Published online by Cambridge University Press: 30 April 2022
INTRODUCTION
SIR HENRY KEPPEL enjoyed an exceptionally long and distinguished naval career, which saw him rise to the rank of Admiral. His involvement with Japan was a relatively short part of it – just three years, from 1867 to 1869. However, those years saw the collapse of the Bakufu and the Meiji Restoration and were therefore a time of huge significance in the history of the country.
Keppel was born the sixth son of the Earl of Albemarle, who held the prestigious position of Master of the Horse under the Whig Governments of 1830–1834 and 1835–1841. Henry would not inherit a title or a fortune, so he had to make his way in the world. When he was nine, his father told him to choose a career and he decided on the navy, entering it at the age of twelve. He would spend a good deal of it in the Far East, including China: he first went there in 1841, when he served during the First Opium War; he returned in 1856 as second in command on the China station for two years, and went back again in 1867, as commander at the China station. On this occasion, Japan, rather than China, demanded most of his attention because of the threat to British interests deriving from the instability there.
Keppel was a very short, but strong, man, and judging by a series of photographs taken of him when he was around forty, unprepossessing: looking older than his years, with thin lips, sagging jowls, balding and slightly unkempt. However, old age suited him, and in photographs from that time he looks fully at ease with life and his position, the embodiment of the British navy – past its prime, but still just about ruling the waves.
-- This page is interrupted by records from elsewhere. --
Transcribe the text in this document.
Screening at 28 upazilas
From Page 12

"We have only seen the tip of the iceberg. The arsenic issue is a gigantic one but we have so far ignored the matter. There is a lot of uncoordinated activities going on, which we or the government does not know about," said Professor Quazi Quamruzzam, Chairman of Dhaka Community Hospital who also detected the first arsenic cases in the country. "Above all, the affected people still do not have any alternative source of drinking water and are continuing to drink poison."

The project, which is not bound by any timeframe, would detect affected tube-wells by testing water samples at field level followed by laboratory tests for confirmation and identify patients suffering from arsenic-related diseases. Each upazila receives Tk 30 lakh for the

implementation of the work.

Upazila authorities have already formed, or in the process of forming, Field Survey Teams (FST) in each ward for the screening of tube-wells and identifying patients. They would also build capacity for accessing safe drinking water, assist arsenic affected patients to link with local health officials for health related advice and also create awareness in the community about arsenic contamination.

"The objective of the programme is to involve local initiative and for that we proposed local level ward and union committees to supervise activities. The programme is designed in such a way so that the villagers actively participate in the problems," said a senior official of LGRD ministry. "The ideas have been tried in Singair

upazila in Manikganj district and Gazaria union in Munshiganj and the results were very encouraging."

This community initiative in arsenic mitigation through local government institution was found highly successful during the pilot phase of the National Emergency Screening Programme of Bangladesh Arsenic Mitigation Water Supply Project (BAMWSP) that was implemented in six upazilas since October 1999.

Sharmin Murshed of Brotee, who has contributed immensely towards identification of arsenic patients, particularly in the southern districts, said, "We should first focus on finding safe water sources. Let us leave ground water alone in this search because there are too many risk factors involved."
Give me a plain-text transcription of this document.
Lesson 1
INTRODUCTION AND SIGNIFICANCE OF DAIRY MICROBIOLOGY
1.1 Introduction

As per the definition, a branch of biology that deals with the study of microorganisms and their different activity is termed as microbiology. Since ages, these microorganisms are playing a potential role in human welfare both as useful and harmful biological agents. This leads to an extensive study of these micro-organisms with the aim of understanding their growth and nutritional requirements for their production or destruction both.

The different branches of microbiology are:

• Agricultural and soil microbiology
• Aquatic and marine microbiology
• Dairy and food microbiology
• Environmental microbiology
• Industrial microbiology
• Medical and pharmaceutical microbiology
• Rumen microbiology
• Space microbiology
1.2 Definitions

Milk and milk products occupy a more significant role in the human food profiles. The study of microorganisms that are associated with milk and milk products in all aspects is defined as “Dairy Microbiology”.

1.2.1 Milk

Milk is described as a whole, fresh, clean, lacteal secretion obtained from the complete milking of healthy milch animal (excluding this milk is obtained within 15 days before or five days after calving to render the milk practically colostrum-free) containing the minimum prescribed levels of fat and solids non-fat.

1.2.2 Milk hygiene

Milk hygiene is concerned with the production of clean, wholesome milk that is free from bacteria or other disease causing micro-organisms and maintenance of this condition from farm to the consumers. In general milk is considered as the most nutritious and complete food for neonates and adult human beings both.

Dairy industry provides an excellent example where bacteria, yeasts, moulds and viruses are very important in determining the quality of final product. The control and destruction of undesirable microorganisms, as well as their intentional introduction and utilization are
Keppel's Dictionary of National Biography entry describes him as being ‘An officer of high social rank, great courage, and excellent seamanship… [but] too excitable and hasty to be a successful admiral in peacetime.’ This latter comment may have been true during other parts of his career, but in Japan (which, while not at peace, was not in conflict with Britain during his time there), he was the very opposite of excitable and hasty – rather, he was cautious and did everything he could to avoid getting Britain embroiled in any fighting.